1. Seelsorge – erste Annäherungen


Was ist das eigentlich: Seelsorge? Stellt man Menschen diese Frage, kommt heraus, dass die meisten eigentlich wissen, was Seelsorge ist. Sie können es nur nicht so gut in Worte fassen. Wir spüren, ob uns ein Mensch guttut, ob uns ein Wort oder ein Gespräch weiterbringt oder ob das Gegenteil passiert. Wir sagen: Da ist jemand, mit dem ich reden kann. Wir wissen, an wen wir uns wenden würden, wenn wir in einer schwierigen Lebenssituation sind, und wem wir da lieber aus dem Weg gehen. Wir erinnern uns, wann wir in unserem Leben Seelsorge gebraucht und bekommen haben, wer dann da war und sich um unsere Seele »gesorgt« hat, uns gab, was in diesem Moment für unseren inneren Menschen wichtig war. Ebenso erinnern wir uns, wann und von wem wir enttäuscht worden sind. Solche negativen Erfahrungen bleiben lange im Gedächtnis.

Die Bibel – ein Seelsorgebuch


Das Wort »Seelsorge« kommt so in der Bibel nicht vor. Aber in einer Vielzahl von biblischen Geschichten geschieht das, was wir als Seelsorge bezeichnen. Im Grunde genommen ist die ganze Bibel ein einzigartiges Seelsorgebuch, das fortwährend davon erzählt, wie Gott, Jesus und dann auch die Apostel seelsorglich am Menschen handeln bzw. gehandelt haben. Diese seelsorgliche Dimension der Bibel hat der ehemalige Leipziger Professor für Praktische Theologie, Jürgen Ziemer, einmal schön beschrieben. Er unterscheidet zwischen: »Seelsorge der Bibel, Seelsorge mit der Bibel und Seelsorge in der Bibel«.3 In der ersten Perspektive wird die Bibel als die zentrale Ur-Kunde der Seelsorge gesehen, als das Buch, in dem von Anfang bis Ende die Rede ist von Gottes Liebe zu den Menschen und seiner Sorge um ihre Seele, um ihr Wohl und ihr Heil. Die zweite Perspektive betrachtet die Bibel als eine reichhaltige Sammlung von Erzählungen und anderen Texten, die Menschen trösten und ermutigen können – und als solche in der Seelsorge Verwendung finden. In der dritten Perspektive kommt in den Blick, wie Gott, die Propheten, Jesus und die Apostel Menschen im Einzelnen seelsorglich begegnet sind. Daraus können wir für unsere heutige Art, Seelsorge zu betreiben, viel lernen. Allerdings geht es nicht um simple Imitationsversuche. Wir sind weder Jesus noch Paulus. Aber an der Art und Weise, wie in den biblischen Geschichten im Sinne Gottes und Jesu mit Menschen umgegangen wird, richten sich die Grundwerte der christlichen Seelsorge aus.

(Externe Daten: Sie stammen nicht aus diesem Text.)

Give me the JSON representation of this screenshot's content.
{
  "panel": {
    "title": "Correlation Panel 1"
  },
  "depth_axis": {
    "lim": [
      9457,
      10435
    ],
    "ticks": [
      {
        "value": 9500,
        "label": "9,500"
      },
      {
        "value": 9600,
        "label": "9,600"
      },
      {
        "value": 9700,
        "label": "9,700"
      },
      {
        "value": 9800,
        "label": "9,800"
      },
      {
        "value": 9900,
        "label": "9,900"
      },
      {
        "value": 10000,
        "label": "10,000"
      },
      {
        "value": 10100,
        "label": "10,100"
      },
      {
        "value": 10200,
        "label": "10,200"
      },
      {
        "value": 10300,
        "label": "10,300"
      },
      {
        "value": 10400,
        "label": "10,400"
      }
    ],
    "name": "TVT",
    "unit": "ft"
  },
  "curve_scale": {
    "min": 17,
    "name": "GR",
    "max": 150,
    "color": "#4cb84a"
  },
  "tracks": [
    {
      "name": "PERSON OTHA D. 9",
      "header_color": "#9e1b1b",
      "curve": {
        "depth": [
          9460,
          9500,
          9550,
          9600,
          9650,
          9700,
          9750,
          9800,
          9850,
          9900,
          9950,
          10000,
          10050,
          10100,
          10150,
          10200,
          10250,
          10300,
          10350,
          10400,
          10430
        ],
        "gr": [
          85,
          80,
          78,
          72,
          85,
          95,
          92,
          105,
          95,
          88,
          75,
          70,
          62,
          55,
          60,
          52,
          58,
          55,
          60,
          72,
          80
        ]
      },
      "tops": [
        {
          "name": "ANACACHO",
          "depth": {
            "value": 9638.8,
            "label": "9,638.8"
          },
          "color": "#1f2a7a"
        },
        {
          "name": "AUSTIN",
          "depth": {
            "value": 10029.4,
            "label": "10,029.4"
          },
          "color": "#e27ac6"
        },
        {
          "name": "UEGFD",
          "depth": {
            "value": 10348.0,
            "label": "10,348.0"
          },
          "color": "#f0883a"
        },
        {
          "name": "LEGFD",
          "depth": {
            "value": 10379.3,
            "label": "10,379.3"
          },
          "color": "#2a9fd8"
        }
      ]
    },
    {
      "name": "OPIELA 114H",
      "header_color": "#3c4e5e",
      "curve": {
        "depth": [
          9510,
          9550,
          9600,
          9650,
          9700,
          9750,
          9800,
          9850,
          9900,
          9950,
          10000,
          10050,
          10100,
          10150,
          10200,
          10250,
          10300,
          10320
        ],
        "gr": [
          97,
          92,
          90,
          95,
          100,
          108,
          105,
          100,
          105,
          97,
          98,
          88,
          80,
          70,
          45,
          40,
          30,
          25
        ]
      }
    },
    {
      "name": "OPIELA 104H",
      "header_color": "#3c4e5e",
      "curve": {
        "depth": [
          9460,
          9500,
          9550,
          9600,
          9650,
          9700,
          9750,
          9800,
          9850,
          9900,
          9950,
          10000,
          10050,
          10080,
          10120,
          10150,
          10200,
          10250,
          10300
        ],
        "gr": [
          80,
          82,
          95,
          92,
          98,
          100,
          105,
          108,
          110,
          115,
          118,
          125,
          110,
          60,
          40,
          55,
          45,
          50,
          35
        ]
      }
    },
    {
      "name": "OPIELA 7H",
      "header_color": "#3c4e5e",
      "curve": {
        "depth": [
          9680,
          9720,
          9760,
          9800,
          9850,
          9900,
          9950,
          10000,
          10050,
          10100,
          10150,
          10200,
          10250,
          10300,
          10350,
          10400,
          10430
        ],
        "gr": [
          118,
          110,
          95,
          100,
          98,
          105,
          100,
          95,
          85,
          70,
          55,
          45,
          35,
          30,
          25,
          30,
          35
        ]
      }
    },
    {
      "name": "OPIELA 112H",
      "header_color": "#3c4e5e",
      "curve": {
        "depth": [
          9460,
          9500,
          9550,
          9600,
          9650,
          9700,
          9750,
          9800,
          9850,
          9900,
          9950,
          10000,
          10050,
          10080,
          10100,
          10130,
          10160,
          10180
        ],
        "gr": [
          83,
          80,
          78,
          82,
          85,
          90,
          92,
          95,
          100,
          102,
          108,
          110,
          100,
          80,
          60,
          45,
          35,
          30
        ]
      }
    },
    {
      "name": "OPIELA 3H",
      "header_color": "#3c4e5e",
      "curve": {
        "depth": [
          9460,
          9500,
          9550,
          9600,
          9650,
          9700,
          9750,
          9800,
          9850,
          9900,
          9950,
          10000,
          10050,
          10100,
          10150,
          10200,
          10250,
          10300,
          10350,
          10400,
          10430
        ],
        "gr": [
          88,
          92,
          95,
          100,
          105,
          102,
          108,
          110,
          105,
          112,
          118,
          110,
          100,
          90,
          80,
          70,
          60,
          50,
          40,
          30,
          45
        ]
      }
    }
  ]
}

Die Psalmen: Seelsorgliche Poesie


Die Psalmen sind eine ganz eigene »Seelsorgeliteratur«. Es handelt sich um eine Sammlung von bildstarken und emotionalen Gebeten und Liedern, die vielen Menschen aus dem Herzen sprechen, nicht zuletzt auch darum, weil die dunkle und leidvolle Seite des Menschseins darin nicht verschwiegen wird. Die Beter, die vor bald dreitausend Jahren ihre Gefühle in Worte kleideten, bringen Erfahrungen zum Ausdruck, die auch wir Heutigen noch machen:

»Ich bin ausgeschüttet wie Wasser, alle meine Knochen haben sich voneinander gelöst; mein Herz ist in meinem Leibe wie zerschmolzenes Wachs.« (Psalm 22,18)

»Meine Tage sind vergangen wie ein Rauch, und meine Gebeine sind verbrannt wie von Feuer. Mein Herz ist geschlagen und verdorrt wie Gras, dass ich sogar vergesse, mein Brot zu essen. Mein Gebein klebt an meiner Haut vor Heulen und Seufzen. Ich bin wie die Eule in der Einöde, wie das Käuzchen in den Trümmern. Ich wache und klage wie ein einsamer Vogel auf dem Dache. Denn ich esse Asche wie Brot und mische meinen Trank mit Tränen.« (Psalm 102,4–10)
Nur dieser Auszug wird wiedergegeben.